Митя снова некоторое время смотрел на Урусова недоуменно. И тоже вздохнул. Тоже тяжко.
– Петр Николаевич… Отец не брал меня на воспитание! Он меня… как говорится, породил! В законном браке с моей матушкой, малокровной княжной Морановной. После трех лет супружества.
И тут же осекся, увидев, как взгляд Урусова становится жалостливым.
«Теперь он решит, что мама отцу изменяла! – безнадежно подумал Митя. – А что еще он может подумать, ведь полукровок не бывает. Кровные рождаются лишь в союзе двух Кровных, а значит, раз я могу поднимать и упокоивать мертвецов, да еще в таких количествах… мой отец никак не может быть моим отцом. Ну а иной вариант… слишком… скажем так, овеян древностью, чтоб о нем задумался здравомыслящий человек. Пусть даже из Кровных».
– Я уже говорил вам, Митя, что мое уважение к Аркадию Валерьяновичу остается неизменным. Верю в его благородство и понимаю, что только исключительные обстоятельства… – Урусов сбился и вместо продолжения сделал пару жестов, видимо обозначающих уважение, веру, понимание и прочие его деликатные чувства.
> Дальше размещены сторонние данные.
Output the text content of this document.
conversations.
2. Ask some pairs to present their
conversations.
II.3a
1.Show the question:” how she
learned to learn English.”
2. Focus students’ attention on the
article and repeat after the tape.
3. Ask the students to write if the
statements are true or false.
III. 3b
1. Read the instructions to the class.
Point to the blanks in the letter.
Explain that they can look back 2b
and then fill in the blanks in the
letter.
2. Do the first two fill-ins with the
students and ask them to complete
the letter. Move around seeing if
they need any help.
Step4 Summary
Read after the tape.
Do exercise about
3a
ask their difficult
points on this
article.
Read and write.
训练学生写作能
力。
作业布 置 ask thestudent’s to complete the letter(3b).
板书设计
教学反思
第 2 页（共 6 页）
«Еще какие исключительные!» – Митя безнадежно махнул рукой и побрел дальше. Его приподнятое настроение угасло окончательно.
– Насчет вашего батюшки я бы волновался в последнюю очередь. – Урусов снова придержал его за плечо.
– Извиняемся душевно, Дмитрий Аркадьевич… Здравия желаем, ваше благородие княжич Урусов… – мимо, кланяясь и отдавая честь, протопал строй городовых.
Митя даже знал, куда они идут – на учебу. Небольшие школы, или, если угодно, курсы для городовых существовали раньше только в Петербурге и Москве. Попытка ввести нечто похожее в губернии натолкнулась на сопротивление – городовые отчаянно блажили, не желая становиться «курсистками». Не менее отчаянно сопротивлялись и те, кого отец решил обязать к преподаванию – все тот же Урусов, местный адвокат Гольдштейн и лекарь-трупорез из мертвецкой при главном полицейском участке: мрачный, сильно пьющий, без единой капли Мораниного дара, но с изрядными знаниями и опытом. Сопротивление отец подавил быстро и решительно. Городовых пообещал попросту выгнать без выслуги лет, если кто на учебу не явится. Первые занятия начал вести сам. С Урусовым надавил на известную добросовестность Кровных при исполнении взятого на себя долга, адвокату – больше всех не желавшему иметь дело с городовыми, как с постоянными нарушителями прав его подзащитных – поставил на вид, что тот не имеет права на упреки, коли сам откажется законам и правилам обучать. Ну а трупорезу добавил жалованье.
Через неделю занятий сопротивление как новоявленных преподавателей, так и обучаемых сошло на нет. Сейчас городовые топали на занятия с некоторым даже энтузиазмом. Правда, они пока не знали, что закончат курс не все: занятия помогут избавиться от самых тупоумных и берущих не по чину. Но этот последний урок господам городовым предстояло постигнуть к концу курса.
Митя мрачно усмехнулся им вслед.
– А на чей счет мне волноваться, Петр Николаевич? – спросил он.
Урусов молча указал взглядом на губернаторский особняк на противоположной стороне улицы, а Митя в ответ покосился на него с опаской. Он… что-то знает?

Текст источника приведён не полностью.